7. Georgia: This was supposed to be one of the strongest offensive line units in the league, but the Bulldogs lost tackle Trinton Sturdivant to a season-ending knee injury this spring and fellow tackle A.J. Harmon transferred. Georgia’s most-reliable options are Cordy Glenn, who moved from guard to left tackle and Ben Jones at center. Kenarious Gates is at left guard, but he’s athletic enough to play tackle if needed. Former defensive lineman Justin Anderson will start off at right tackle. Right guard is the next area of business and the depth all around is a problem.

8. South Carolina: The Gamecocks have questions here, but there is talent across the line. Rokevious Watkins is one of the most talented guards in the league and he’ll be assisted by returning starter at center T.J. Johnson. Senior Kyle Nunn has made strides at left tackle and redshirt freshman A.J. Cann took over duties at left guard this spring. Still, the younger linemen will be counted on to contribute this fall.

9. Arkansas: The Razorbacks must replace three starters on the offensive line. Center Travis Swanson and left guard Alvin Bailey are the only returning starters. Just a sophomore, Bailey impressed his coaches last season and will be one of the top linemen in the league this fall. After that, the Hogs will have to turn to youth for help. True freshman Brey Cook could be thrust into the starting role at right tackle, while sophomore Anthony Oden could get the job at left tackle.

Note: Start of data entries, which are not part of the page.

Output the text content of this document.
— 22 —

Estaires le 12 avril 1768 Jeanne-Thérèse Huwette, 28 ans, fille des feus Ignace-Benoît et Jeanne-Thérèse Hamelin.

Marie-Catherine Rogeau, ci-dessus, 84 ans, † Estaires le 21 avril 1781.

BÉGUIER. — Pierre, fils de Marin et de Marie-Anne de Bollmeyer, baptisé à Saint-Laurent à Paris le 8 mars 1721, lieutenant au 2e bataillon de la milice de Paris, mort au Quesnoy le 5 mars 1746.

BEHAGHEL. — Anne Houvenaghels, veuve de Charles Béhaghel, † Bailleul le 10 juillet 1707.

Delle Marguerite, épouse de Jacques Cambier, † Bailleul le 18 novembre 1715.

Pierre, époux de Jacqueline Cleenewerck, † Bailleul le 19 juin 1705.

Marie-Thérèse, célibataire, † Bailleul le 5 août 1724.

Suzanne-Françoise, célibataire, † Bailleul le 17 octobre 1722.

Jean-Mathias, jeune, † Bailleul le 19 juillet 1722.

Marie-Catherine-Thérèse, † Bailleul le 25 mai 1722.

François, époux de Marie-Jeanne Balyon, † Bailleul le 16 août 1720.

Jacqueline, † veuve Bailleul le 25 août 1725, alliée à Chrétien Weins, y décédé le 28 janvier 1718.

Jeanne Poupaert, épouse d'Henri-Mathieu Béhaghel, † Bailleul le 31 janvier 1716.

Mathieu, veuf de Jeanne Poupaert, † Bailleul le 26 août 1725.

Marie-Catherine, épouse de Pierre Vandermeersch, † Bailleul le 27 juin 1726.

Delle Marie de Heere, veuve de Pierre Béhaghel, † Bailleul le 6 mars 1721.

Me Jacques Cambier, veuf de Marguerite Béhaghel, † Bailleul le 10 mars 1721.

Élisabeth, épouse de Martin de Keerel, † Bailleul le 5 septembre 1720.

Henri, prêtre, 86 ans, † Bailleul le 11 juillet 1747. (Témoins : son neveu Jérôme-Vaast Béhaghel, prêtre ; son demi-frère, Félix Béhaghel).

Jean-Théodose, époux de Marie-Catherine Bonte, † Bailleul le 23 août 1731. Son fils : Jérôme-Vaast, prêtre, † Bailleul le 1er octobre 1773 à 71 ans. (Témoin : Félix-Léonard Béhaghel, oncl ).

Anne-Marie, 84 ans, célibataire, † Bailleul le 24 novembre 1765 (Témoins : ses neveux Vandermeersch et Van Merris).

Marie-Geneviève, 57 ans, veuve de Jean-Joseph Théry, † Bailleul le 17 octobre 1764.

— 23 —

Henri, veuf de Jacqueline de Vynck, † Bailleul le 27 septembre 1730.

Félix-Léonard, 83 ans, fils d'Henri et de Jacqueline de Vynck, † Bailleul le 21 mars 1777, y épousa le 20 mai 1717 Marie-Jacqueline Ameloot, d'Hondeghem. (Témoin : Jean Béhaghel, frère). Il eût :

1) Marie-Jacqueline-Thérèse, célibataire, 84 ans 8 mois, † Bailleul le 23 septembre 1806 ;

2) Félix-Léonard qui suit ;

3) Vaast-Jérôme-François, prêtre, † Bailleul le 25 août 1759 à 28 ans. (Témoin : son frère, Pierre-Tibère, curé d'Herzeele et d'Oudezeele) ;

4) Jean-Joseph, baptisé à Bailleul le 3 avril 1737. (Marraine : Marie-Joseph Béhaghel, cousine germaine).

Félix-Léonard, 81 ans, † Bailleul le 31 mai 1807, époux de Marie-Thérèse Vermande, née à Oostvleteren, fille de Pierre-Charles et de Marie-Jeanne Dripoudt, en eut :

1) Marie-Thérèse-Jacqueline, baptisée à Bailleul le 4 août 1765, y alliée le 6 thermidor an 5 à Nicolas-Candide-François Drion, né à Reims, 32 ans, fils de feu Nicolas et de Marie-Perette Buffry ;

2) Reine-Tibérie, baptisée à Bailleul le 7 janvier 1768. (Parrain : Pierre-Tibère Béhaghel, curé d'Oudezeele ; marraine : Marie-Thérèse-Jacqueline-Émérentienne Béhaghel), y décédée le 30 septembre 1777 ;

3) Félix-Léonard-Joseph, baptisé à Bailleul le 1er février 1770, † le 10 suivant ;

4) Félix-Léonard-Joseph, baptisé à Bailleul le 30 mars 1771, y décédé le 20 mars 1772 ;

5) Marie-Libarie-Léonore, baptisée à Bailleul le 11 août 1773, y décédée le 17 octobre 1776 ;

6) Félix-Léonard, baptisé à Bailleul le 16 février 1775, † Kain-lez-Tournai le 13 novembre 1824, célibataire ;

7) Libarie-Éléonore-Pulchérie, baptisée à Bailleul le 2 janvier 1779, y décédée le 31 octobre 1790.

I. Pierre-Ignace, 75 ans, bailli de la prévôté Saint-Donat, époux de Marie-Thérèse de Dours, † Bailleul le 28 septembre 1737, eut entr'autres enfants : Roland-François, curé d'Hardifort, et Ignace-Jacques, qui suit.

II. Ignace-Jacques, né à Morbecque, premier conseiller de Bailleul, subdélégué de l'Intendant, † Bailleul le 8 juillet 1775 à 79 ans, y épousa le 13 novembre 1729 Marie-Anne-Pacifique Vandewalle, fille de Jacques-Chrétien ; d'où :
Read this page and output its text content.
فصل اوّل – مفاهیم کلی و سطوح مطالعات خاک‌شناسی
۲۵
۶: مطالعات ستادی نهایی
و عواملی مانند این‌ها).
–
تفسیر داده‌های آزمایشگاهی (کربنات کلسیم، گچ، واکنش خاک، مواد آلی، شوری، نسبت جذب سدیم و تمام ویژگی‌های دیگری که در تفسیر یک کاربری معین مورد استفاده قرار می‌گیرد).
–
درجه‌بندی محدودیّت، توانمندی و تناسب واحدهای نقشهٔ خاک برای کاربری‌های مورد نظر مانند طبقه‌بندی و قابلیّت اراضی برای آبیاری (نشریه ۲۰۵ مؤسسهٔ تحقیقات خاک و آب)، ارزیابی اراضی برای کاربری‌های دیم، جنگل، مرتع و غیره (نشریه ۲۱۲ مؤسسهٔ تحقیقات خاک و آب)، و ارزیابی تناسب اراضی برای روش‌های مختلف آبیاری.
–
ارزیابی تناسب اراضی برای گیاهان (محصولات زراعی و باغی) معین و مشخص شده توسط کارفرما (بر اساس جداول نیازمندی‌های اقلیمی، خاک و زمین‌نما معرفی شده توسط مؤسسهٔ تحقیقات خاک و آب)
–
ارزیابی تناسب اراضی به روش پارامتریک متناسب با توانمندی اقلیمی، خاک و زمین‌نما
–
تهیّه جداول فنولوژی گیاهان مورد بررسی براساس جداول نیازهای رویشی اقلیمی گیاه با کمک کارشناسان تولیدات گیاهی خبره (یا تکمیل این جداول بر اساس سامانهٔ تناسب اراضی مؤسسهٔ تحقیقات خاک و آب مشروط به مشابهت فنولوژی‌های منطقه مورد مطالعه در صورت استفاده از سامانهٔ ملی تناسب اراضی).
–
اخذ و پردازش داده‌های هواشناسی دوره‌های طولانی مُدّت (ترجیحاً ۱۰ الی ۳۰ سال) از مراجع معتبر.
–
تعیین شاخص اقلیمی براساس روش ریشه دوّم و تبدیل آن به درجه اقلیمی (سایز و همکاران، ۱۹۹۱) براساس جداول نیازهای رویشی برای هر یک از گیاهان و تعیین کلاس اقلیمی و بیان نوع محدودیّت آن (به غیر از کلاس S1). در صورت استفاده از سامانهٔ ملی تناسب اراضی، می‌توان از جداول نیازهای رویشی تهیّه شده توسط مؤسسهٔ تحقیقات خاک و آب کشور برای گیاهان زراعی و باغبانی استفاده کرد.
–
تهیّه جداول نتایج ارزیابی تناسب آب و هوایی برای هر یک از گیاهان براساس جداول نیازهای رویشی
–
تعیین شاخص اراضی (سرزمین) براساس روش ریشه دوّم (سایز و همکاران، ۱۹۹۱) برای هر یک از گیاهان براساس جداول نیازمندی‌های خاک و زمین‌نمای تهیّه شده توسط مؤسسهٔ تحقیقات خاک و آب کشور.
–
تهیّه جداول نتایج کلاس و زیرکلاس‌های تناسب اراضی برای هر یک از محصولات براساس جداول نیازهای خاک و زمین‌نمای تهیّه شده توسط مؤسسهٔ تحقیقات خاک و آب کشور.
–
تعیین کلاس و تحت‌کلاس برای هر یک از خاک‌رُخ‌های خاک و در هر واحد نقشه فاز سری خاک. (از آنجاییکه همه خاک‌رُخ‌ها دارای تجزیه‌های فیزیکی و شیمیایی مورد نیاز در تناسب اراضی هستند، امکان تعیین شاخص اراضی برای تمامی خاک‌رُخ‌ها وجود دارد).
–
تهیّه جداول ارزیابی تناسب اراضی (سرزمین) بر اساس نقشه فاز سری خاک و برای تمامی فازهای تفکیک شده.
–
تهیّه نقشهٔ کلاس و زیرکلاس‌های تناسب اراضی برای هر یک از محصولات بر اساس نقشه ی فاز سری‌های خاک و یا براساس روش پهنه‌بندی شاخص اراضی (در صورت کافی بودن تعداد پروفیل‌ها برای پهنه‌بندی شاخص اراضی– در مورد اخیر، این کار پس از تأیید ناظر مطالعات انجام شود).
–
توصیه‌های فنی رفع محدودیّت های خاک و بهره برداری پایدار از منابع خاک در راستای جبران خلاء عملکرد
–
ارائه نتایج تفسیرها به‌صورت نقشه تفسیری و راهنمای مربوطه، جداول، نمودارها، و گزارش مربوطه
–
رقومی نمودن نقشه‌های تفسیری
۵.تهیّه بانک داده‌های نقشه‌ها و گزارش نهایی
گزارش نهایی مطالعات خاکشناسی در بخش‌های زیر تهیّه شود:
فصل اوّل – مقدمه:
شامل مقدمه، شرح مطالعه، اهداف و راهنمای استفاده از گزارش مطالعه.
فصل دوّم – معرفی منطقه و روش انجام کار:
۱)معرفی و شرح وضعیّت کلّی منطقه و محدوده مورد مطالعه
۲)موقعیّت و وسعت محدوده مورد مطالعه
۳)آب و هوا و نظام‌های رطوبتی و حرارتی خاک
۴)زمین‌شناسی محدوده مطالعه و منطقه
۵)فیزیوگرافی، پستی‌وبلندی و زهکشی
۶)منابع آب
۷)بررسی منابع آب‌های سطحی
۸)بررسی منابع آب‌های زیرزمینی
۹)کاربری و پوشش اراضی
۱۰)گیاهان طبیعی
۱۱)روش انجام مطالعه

10. Florida: Florida’s offensive line struggled throughout the 2010 season -- and that was with a senior-laden group. This fall, the Gators will start over with a ton of inexperience. Right guard Jon Halapio and right tackle Xavier Nixon are the only returning starters. Halapio struggled at times last season and Nixon battled injuries. Florida’s line spent most of the spring in the infirmary, so little is known about the overall talent. Freshman Chaz Green left spring as the starter at left tackle, Jonotthan Harrison will battle former Notre Dame lineman Dan Wenger at center. He transferred in after spring, but has health concerns.

11. Auburn: The Tigers will go from having one of the top offensive line groups in the country to having a major work in progress in 2011. Senior Brandon Mosley is the lone returning starter, and while he was solid on Auburn’s line last season, he came from junior college as a defensive end/tight end. The good news is that tackle A.J. Greene should be fine this fall after sustaining a season-ending leg injury last year. The rest of Auburn’s linemen are very young and inexperienced. Don’t expect many redshirts from this group.

12. Vanderbilt: The Commodores might return all five starters, but this unit had trouble keeping things together last year. The offense needs this group to improve mightily. Wesley Johnson is Vanderbilt’s best option, despite only being a sophomore at left tackle. There will be size on the right side, with 300-plus pounders Kyle Fischer and Ryan Seymour over there. Simply put, this unit has the experience, but it requires a lot of improvement.